In the 1960s, Germani, who was the Pope’s organist at the Basilica in Rome, sat down at Selby’s Hill organ and, over the course of ten days, he recorded a trio of what would go on to become internationally-acclaimed LPs.
So when the organ fell into disrepair, given its prestige, Abbey officials could not simply sit back and do nothing.
An appeal was launched, raising a total of £520,000 to pay Geoffrey Coffin of York to painstakingly restore the organ, and last night, for the first time in nearly 60 years, its notes rang out at the Abbey during a hotly-anticipated, sell-out concert.
Jeremy Gaskell, director of the organ appeal, said: “We felt strongly this organ deserved to be restored and it didn’t come cheap. But thanks to the generosity of major donors, countless donations from people locally, the region and even one from America, as well as music organ enthusiasts, some of whom have never been to Selby Abbey but know the organ, its restoration has been possible.
“It was on its last legs. Experts said there was a danger of losing forever what is essentially an important part of our musical heritage and once it’s gone, it’s gone. It was getting dire. John Scott Whiteley played it fairly regularly and there was no sound coming out of some of the notes.”
Ahead of last night’s concert, which was dedicated to Germani and attended by around 400 people, Mr Gaskell said the restored organ sounded “absolutely sensational”.
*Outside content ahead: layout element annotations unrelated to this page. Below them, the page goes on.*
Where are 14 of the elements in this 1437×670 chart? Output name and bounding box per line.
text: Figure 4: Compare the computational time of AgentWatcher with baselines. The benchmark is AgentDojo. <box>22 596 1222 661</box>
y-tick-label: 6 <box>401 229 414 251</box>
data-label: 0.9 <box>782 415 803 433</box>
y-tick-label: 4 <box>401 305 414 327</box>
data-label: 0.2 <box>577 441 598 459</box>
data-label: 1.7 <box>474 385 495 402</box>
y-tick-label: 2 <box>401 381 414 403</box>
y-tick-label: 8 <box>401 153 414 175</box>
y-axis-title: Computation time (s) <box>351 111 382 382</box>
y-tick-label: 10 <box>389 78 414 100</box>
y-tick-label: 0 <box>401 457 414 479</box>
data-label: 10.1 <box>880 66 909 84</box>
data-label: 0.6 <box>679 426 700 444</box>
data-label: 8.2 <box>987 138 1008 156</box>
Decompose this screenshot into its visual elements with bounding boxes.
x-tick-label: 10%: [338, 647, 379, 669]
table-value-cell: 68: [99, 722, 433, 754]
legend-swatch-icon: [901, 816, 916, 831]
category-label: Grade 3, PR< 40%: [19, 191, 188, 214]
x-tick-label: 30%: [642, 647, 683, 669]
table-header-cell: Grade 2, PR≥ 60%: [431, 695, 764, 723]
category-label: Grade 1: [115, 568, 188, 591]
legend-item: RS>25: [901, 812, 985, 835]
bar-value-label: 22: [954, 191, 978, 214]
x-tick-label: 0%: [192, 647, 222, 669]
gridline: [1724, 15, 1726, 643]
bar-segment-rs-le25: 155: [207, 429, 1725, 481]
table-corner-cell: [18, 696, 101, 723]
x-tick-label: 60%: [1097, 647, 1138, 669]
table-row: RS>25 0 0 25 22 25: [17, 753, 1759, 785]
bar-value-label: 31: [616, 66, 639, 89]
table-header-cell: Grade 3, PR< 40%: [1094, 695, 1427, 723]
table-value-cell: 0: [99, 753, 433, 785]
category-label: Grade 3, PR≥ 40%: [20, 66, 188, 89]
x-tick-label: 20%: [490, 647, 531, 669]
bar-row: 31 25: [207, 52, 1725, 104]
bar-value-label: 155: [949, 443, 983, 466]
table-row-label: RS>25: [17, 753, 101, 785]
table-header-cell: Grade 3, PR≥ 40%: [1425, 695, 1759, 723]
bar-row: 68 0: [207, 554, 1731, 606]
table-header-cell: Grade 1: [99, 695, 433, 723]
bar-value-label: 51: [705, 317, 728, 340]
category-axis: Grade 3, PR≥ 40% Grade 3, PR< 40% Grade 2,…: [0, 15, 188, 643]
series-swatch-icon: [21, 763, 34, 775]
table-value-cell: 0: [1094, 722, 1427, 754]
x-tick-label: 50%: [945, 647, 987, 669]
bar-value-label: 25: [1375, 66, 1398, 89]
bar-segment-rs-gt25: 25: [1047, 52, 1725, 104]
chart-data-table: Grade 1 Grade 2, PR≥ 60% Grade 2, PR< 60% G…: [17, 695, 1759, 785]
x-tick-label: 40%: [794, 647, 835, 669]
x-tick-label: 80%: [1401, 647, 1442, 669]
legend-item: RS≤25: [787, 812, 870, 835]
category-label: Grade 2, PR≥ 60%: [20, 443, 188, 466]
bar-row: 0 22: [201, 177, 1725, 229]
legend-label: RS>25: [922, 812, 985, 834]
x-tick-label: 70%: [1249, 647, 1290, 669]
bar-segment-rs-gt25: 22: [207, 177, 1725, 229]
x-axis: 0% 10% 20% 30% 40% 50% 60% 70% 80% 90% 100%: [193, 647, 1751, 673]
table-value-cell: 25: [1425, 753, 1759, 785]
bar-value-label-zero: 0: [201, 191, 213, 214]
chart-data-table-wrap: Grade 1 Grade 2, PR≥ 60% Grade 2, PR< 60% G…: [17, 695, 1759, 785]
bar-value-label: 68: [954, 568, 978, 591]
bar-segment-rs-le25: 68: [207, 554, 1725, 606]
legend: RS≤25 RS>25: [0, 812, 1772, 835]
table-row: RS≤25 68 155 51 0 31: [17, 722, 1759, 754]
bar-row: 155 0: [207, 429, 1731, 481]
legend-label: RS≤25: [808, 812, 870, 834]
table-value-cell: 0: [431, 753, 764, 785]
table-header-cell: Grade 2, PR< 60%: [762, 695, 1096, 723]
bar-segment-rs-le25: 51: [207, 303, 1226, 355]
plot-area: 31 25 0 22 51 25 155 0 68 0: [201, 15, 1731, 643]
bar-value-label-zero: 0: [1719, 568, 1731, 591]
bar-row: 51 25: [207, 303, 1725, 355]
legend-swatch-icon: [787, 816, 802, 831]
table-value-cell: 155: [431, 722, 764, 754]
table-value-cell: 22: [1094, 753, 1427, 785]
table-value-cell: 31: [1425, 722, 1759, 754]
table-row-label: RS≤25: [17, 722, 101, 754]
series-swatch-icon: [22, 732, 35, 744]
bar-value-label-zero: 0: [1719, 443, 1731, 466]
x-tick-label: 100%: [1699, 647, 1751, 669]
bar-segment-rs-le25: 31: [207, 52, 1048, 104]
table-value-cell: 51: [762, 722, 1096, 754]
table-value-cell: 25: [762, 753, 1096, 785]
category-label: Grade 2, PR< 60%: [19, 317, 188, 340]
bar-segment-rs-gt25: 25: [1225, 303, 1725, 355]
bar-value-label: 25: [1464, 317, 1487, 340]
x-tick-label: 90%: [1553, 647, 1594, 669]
“For the first time in nearly 60 years people will get the chance to hear it as Germani heard it. It sounds spectacular,” he said.
Two of the country’s leading organists, Mr Scott Whiteley, organist emeritus of York Minster, and D’Arcy Trinkwon of Worth Abbey played the organ last night during performances alongside the Royal Northern Sinfonia conducted by Adrian Partington. They performed the Elgar Cockaigne Overture, Jongen Sinfonia Concertante and Guilmant Symphony No 2 in A Major Op 91.
It would have been a “tragedy” if the organ had become unplayable, according to Mr Scott Whiteley, who said: “What its restoration means to me is that we have a historic arts treasure preserved and that’s vital. Geoffrey Coffin has done an absolutely marvellous job at solving the problems. It plays better and can be heard clearly by the whole congregation.”
A restored Harrison & Harrison console built for Manchester Cathedral in the early 1950s and purchased by the Abbey also featured last night.